Lorsque la barre arrive à mi cuisse l’athlète doit enchaîner la contraction musculaire qui va permettre le relèvement du dos tout en terminant l’extension des cuisses ce point critique est surtout la cause du manque de vitesse d’accélération et de reprise de vitesse au niveau des genoux Cette action va permettre au buste de se redresser en faisant glisser la barre sur les cuisses. Le mouvement se terminera par un redressement complet du tronc et une extension totale des genoux afin que l'arbitre vous donne rapidement le signal "down".

 

10) La respiration

Une inspiration profonde devra être prise avant toute tentative de soulèvement de la barre.

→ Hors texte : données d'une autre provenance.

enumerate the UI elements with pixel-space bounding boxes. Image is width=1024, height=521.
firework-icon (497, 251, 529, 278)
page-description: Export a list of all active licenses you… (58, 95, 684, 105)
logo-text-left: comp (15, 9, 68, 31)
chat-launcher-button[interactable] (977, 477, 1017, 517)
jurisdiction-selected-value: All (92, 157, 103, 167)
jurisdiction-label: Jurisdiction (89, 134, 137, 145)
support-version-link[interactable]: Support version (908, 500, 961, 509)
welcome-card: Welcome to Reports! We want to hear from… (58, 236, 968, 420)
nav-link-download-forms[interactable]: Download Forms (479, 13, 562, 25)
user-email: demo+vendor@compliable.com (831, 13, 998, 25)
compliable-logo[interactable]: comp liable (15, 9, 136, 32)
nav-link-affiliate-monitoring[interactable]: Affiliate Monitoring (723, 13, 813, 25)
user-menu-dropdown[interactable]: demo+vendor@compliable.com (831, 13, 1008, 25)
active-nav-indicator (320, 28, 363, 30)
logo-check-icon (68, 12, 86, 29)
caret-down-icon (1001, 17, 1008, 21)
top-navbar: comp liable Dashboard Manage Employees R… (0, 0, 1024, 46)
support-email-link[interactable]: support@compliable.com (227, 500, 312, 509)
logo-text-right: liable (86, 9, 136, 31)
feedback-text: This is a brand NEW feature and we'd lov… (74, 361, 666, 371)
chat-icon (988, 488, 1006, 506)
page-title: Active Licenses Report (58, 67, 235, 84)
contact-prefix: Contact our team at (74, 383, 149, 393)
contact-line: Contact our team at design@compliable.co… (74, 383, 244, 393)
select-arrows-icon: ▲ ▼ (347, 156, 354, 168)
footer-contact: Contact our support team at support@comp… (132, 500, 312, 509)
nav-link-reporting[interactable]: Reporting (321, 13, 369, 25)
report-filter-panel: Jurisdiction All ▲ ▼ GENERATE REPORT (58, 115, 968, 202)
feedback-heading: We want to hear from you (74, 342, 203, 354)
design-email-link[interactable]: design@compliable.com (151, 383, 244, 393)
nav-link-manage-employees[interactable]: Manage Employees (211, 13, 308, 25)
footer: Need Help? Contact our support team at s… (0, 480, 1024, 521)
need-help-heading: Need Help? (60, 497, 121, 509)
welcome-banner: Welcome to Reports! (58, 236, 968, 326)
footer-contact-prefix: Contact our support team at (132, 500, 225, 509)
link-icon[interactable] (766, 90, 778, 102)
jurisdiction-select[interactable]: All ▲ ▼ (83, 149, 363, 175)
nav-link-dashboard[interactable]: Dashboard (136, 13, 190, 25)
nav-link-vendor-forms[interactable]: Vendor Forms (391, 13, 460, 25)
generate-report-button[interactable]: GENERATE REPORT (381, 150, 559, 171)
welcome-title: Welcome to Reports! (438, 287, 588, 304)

Il est, en effet, nécessaire de bloquer le thorax en inspiration durant l'effort pour expirer progressivement à mi- parcours lorsque le buste se redresse.

L'air inspiré, puis bloqué dans les poumons par la fermeture de la glotte et la mise en contraction des muscles expirateurs permet de maintenir une indispensable rigidité du tronc propre, à lutter contre la forte pression occasionnée par la charge.

La contraction des abdominaux, lors d'un effort aussi violent, protège la colonne vertébrale par la diminution de la force de compression (structure gonflable KAPANDJI)qui s'exerce entre les vertèbres. Ceci a également pour effet de soulager considérablement l'effort des muscles spinaux. Durant le mouvement, les abdominaux sont un soutien déterminant pour la cage thoracique qui, elle-même, prend appui sur le diaphragme contracté.

Il conviendra donc de ne pas négliger le travail de la sangle abdominale durant la saison pour les motifs évoqués plus haut.